My RA has been up and down too dealing with the infection and some days I wake up really stiff and swollen - this morning was one of them. I didn't walk this morning, but I did walk at work around 11 and did a 1.5 miles. I will walk again this evening, another 1.5 miles or more.

I have been spending time with my male neighbor friend as well. We have been walking together at night and have a challenge going on our i-watches. Keeps us honest and I am SUPER competitive - so it pushes me when I see his points are higher than mine.

Just kinda clicking along. This is my last year being fat - I decided that. And I just feel like currently I am in a good place physically and mentally to do so.

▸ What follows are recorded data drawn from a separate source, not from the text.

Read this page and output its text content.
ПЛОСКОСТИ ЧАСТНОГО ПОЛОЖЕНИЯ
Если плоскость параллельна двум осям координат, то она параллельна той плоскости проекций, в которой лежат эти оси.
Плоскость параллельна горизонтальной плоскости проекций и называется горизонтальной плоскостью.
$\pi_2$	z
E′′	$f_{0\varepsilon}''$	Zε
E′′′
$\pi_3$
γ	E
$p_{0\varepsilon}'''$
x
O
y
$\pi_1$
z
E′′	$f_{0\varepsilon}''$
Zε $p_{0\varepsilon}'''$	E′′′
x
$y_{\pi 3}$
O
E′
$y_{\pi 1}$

Hope you all are doing well and had a great new year!

XOXO
VFG
 
Great to hear from you! Sorry you had such a rough time of it though :eek: I'm thoroughly impressed by how on track you sound so quickly after more or less recovering.
 
Hi, Vegas. Thanks for checking in & letting us know how you're going :)
Just kinda clicking along. This is my last year being fat - I decided that. And I just feel like currently I am in a good place physically and mentally to do so.
Life sounds pretty good for you. Happy New year to you, too!
 
Hey Vegas, great to hear from you, and it sounds like you really are doing well!

Your exercise sounds really good, I am particularly impressed with the 100 pushups, I could not do that! Its possible the infection has you retaining water, that may be the reason the scale is slow to drop, feeling less belly and looser clothes is a good sign. Probably better than the scale, short term anyway!

Are you trying to diet? If so what are you doing?
This is my last year being fat - I decided that. And I just feel like currently I am in a good place physically and mentally to do so.
Doesn't get much better than that! I am looking forward to following your progress girl!